Карфаген смеется - Страница 145
— Сказали, что нужно идти прямо на сцену. — Поулсон вспотел.
Кажется, мне стало его жаль.
Слепящие огни рампы озаряли сцену, в зале горел тусклый электрический свет. Серебристый киноэкран висел на прежнем месте, и моя тень падала на светлый прямоугольник, словно я оказался в немецком экспрессионистском фильме. Я почувствовал редкий приступ страха перед аудиторией. В животе у меня бурлило и ныло. Когда огни рампы внезапно погасли, я, сбитый с толку, посмотрел на ряды пустых кресел. В центральном проходе, разделявшем передние и задние ряды, я наконец разглядел дюжину молчаливых клансменов в капюшонах и балахонах. Они застыли со сложенными руками, суровые и мрачные. Мне вспомнился эпизод из «Рождения нации», когда предателя Гаса приговаривают к смерти.
— Я очень рад вас видеть, — сказал я. — Я уже подумал, что остался один!
— Мы все собрались, маленький еврей. — Низкий, глубокий голос звучал знакомо. — Вперед. Давай послушаем, как ты свистишь.

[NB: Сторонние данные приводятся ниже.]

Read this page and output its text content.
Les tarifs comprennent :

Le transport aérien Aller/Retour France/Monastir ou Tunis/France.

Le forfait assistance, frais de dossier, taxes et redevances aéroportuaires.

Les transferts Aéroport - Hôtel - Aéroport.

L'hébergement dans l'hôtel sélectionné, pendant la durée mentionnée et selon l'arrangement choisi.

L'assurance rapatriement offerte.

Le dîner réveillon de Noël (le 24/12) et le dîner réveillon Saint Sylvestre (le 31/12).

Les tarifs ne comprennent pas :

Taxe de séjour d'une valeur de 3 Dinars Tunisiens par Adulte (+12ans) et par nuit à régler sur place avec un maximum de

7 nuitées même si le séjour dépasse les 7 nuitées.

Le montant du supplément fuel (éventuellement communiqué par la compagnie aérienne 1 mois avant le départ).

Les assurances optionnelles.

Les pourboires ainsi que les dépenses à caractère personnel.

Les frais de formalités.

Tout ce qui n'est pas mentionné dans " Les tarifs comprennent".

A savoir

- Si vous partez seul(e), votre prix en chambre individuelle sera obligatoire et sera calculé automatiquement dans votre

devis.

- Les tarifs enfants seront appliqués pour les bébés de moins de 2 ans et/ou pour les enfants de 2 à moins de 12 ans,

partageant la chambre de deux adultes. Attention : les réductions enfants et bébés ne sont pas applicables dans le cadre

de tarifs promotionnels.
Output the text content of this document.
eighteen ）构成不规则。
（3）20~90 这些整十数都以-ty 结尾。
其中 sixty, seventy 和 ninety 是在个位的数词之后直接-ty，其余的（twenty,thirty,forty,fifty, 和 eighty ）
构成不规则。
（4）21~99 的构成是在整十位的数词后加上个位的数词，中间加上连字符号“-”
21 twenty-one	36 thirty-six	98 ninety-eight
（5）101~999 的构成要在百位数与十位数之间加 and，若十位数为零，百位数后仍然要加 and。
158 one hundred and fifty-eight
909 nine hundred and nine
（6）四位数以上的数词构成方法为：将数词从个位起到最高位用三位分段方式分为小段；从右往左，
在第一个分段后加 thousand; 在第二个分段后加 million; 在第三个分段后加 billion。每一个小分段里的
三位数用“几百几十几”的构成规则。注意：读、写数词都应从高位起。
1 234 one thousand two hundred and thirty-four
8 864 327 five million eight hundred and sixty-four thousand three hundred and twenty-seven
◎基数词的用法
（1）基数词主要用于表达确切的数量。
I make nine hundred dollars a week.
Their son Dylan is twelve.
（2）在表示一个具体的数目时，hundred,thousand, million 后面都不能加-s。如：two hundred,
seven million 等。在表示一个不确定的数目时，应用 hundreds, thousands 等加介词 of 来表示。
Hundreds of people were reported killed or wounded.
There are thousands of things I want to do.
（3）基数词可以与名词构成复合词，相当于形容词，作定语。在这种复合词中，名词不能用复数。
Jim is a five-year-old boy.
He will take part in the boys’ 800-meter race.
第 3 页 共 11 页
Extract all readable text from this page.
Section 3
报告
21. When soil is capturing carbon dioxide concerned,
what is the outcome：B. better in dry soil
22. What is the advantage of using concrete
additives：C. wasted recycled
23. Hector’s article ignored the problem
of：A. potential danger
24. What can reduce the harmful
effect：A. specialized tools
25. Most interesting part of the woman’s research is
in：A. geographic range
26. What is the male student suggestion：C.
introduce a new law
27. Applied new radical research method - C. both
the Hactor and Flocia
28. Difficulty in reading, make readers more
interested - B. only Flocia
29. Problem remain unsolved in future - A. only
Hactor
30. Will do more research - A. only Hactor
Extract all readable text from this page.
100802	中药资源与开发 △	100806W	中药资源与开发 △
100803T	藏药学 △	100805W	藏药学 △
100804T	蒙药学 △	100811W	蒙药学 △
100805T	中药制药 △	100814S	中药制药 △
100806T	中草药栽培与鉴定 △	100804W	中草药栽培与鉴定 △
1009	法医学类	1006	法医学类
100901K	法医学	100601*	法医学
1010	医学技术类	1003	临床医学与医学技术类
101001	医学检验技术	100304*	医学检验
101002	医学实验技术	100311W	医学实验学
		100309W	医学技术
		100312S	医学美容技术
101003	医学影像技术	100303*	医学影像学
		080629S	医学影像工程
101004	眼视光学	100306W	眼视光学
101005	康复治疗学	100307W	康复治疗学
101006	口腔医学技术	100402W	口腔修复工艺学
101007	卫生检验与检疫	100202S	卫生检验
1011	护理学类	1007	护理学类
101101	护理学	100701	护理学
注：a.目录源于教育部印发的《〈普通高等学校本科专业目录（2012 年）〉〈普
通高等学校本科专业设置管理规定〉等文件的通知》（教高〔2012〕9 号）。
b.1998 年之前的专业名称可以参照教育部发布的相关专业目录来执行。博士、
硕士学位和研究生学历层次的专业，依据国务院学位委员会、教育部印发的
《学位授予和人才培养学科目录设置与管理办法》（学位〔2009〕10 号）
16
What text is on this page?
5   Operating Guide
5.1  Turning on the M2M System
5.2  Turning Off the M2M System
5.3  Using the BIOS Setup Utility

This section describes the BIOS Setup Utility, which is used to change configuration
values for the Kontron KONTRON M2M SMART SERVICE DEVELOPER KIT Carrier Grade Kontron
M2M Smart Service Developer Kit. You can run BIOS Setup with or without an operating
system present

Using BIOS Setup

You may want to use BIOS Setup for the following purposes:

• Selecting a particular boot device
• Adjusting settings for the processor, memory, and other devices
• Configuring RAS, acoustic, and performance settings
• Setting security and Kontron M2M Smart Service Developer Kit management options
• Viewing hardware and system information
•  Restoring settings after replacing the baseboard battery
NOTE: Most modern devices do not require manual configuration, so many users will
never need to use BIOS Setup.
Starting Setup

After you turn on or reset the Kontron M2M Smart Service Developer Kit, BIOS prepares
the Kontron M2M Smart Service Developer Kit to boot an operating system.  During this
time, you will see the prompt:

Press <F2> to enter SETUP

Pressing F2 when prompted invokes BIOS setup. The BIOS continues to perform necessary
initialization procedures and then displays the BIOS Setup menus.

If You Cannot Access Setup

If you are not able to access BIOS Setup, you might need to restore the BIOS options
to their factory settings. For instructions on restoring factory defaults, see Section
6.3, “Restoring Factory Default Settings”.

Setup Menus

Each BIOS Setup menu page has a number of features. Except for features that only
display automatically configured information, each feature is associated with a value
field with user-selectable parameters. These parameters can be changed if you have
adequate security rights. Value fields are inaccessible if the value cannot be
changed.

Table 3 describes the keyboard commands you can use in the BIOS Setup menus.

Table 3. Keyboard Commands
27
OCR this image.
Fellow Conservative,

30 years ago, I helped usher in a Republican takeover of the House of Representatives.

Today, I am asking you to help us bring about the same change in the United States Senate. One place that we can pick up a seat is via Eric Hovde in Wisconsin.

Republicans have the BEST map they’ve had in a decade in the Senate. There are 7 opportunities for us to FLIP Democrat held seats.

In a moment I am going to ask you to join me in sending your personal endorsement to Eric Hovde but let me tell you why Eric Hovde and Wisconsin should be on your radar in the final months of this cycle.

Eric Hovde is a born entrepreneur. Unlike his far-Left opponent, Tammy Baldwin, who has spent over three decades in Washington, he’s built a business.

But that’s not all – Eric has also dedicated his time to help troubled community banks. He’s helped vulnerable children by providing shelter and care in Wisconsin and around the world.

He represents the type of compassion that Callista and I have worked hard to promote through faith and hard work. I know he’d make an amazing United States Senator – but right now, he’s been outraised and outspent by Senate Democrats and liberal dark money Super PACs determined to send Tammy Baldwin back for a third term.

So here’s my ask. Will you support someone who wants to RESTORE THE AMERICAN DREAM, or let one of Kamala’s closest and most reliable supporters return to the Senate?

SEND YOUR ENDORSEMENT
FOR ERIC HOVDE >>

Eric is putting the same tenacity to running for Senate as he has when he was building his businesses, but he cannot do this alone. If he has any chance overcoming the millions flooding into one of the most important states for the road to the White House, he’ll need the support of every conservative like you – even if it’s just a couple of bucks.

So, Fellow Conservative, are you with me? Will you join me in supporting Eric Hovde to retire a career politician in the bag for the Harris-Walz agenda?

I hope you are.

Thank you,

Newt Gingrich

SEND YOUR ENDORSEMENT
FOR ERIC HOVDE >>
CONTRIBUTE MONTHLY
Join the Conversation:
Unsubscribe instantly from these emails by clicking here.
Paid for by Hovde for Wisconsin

Только тогда я понял, что никакие они не клансмены.
ГЛАВА ДЕВЯТНАДЦАТАЯ
Они отвезли меня в пустыню. Канюки устраивались на ночлег в То| тенбургене[253] , и красная пыль забивала мне горло, делая речь неразборчивой. Одним из них точно был Бродманн. Я узнал его глаза — он ликовал, когда кнуты рассекали мой дорогой вечерний костюм. Я не верил, что она бросила меня им на растерзание. Откуда она знала? «Твоя любовница все правильно поняла. Тебе следовало сбежать с ней». Они преподали мне урок, заявил их предводитель, и мне следовало хорошенько это запомнить. Мне было плохо. Они оттащили меня в пустынное место, окруженное холмами, похожими на остатки разрушенных башен. Меня вырвало на песок. «Снимите с него штаны. Давайте его проверим». Конечно, это было единственное доказательство, которое им требовалось. Мой отец заплатит за каждый удар, за каждую рану и царапину. Луна и звезды были огромны и светили невероятно ярко. Я лежал один на скале посреди пустоты, а эти фальшивые клансмены били меня, и белые руки вздымались и опускались. Она была Иудой, не я. У женщин нет совести. Они всегда будут предавать мужчин. Меня оставили им на поживу, а она сбежала в поезде, следующем на север. Я поднял руку. Я хотел рассказать им правду. Кнут ударил меня по пальцам. Я видел, как кровь лилась из набухающих ран. Вот и все, что я видел, — blut[254]. Я знаю их адскую инквизицию. Я знаю их тайные уговоры. Они и сами не всегда понимают эти связи. Неужели они проникли в клан? Неужели Эванс — человек папы римского? С тех пор, с 1923 года, власть клана ослабела. Это, вероятно, был заговор. Пропаганда против Кларка стала ужасной. Nito tsu remen tsu reydn! Yidden samen a Folk vos serstert. A narrisch Folk. Sie hat nicht geantwortet. Ich habe das Buch gelesen und jene Leute sind verarmt. Wer Jude ist, bestimme Ich![255]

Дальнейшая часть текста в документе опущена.